Spring game offers final hurrah for senior tailgaters

The cars started arriving at the Walmart parking lot around 10 a.m., no easy feat for college students on a Saturday morning. The dark clouds and steady rain didn’t bode well for the day’s festivities.

“Should we buy ponchos?”

The four seniors, dressed head to toe in University of Miami football apparel, walked inside the gigantic supermarket in search of the outdoors section. They opted for the 88-cent rain jackets over the three dollar ones.

As they headed to the check out lanes the rest of the usual crew arrived and headed to the back left to pick up their beer and barbeque supplies.

Miami’s intra-squad spring game wasn’t set to kick off for another three and a half hours, but there they were, thirty or so Hurricanes one month away from graduation, gathering one last time for a football tailgate as undergraduates.

With all of the trunks packed the six cars caravanned into Sun Life Stadium’s vast spread of parking lots, settling in at East 23 just as they had for every home game of the 2011 season. By the time everyone parked the rain had stopped, but the wind was just starting to pick up.

“We may need more lighter fluid,“ Jesse Bryant said while distributing charcoal inside of his Weber Grill.

He made due with the half can of Zippo he had available, rigging the base of the grill with the ripped cardboard of a Miller High Life 18 pack, proving once again why on days like these his friends call him The Grill Master.

“This is our last chance that we’ll have to relive tailgating as seniors. We can do it at any parking lot, at any backyard, but there’s something about being here knowing that we’re going to a football game together,” Bryant said while basting the last batch of chicken legs with his homemade hot sauce, occasionally wiping his hands on his colorful barbeque apron.

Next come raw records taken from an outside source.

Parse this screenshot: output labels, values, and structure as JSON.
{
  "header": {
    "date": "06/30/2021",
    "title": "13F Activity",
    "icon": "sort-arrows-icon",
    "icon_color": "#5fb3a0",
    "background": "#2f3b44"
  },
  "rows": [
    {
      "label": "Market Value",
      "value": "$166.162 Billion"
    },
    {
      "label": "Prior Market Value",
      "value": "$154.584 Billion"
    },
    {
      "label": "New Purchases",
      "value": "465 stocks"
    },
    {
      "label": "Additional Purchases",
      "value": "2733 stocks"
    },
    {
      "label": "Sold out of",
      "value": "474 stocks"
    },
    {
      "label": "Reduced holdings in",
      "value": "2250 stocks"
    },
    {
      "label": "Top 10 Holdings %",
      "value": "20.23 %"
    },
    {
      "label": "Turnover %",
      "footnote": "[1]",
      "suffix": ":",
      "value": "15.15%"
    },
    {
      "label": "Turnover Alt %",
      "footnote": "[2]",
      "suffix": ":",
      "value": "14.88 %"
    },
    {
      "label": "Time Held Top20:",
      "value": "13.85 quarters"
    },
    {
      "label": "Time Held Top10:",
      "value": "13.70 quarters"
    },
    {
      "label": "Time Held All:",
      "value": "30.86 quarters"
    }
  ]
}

“Having that stadium in the background really sets the scene.”

Meanwhile, the rest of the soon to be real-world adults not responsible for cooking food immersed themselves in endless games of corn hole, trash ball, beer pong and flip cup, stopping only to eat or save the tailgating tent from flying away in the Wizard of Oz like gusts.

As the day moved on and the chicken, burgers, hot dogs, asparagus, corn bread, brownies, and various dips were consumed, it was clear that Miami’s
scrimmage was secondary on the day’s agenda.

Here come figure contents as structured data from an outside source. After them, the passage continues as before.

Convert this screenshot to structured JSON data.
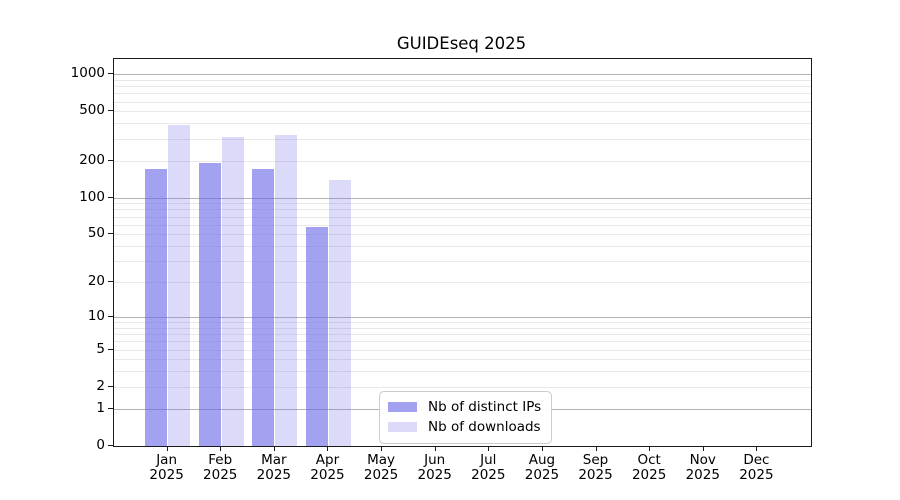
{
  "title": "GUIDEseq 2025",
  "chart_data": {
    "type": "bar",
    "title": "GUIDEseq 2025",
    "categories": [
      "Jan",
      "Feb",
      "Mar",
      "Apr",
      "May",
      "Jun",
      "Jul",
      "Aug",
      "Sep",
      "Oct",
      "Nov",
      "Dec"
    ],
    "year_label": "2025",
    "series": [
      {
        "name": "Nb of distinct IPs",
        "apparent_color": "#a4a4f2",
        "fill": "rgba(105,105,232,0.62)",
        "values": [
          170,
          191,
          172,
          58,
          null,
          null,
          null,
          null,
          null,
          null,
          null,
          null
        ]
      },
      {
        "name": "Nb of downloads",
        "apparent_color": "#dbdbf8",
        "fill": "rgba(105,105,232,0.24)",
        "values": [
          385,
          308,
          323,
          140,
          null,
          null,
          null,
          null,
          null,
          null,
          null,
          null
        ]
      }
    ],
    "y_ticks": [
      0,
      1,
      2,
      5,
      10,
      20,
      50,
      100,
      200,
      500,
      1000
    ],
    "y_minor_gridlines": [
      2,
      3,
      4,
      5,
      6,
      7,
      8,
      9,
      20,
      30,
      40,
      50,
      60,
      70,
      80,
      90,
      200,
      300,
      400,
      500,
      600,
      700,
      800,
      900
    ],
    "y_major_gridlines": [
      1,
      10,
      100,
      1000
    ],
    "y_scale": "symlog ln(1+v)",
    "ylim": [
      0,
      1320
    ],
    "xlabel": "",
    "ylabel": "",
    "grid": "horizontal only",
    "legend_position": "lower center inside plot",
    "axis_color": "#1a1a1a",
    "minor_grid_color": "#e9e9e9",
    "major_grid_color": "#b4b4b4"
  }
}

“It’s got goat cheese in it, try it,” Kim Slaven said to skeptical onlookers, pointing to a Tupperware container filled with an orange substance that she insisted was a dip.

While Bryant is the one who mans the grill, Slaven prides herself in gourmet food preparation. One tailgate it was pulled pork sandwiches. Then it was caramel based rice crispy treats. Today she came with homemade Cuban sandwiches and cornbread.

When asked why all the effort for a football game that is essentially meaningless, Slaven had a simple response.

“This is going to sound lame, but essentially YOLO,” Slaven said with a grin on her face, referring to the newly popular saying that stands for ‘you only live once.’

The group would eventually make it into the game about ten minutes after kick off, just in time to witness an underwhelming 7-6 victory by the Orange Team over the Green Team.

“I wish they had a better effort in the game” said Dan Ballou, whose father went to the University of Miami and took his son to the Rose Bowl after the 2001 season, the Hurricanes last national championship. “The quarterbacks need to get it together. The receivers weren’t giving the effort that I would like to see, they weren’t coming back for balls. The only quarterback that looked good was [freshman] Ryan Williams.”

Much of the group left before the final seconds ticked off the loosely filled stadium’s scoreboards, another successful tailgate in the books and the last as students of the University of Miami.

Walking back to the car, with the destruction and remnants of the tailgate still visible, people spoke about meeting up in Boston for Miami’s season opener against Boston College, and the possibility of seeing the Hurricanes play at Soldier Field versus Notre Dame on October 6th. The difference is that they’ll be alumni, but that didn’t seem to bother them.

“We’re all ‘Canes for life, there’s nothing else really to say,” Slaven said.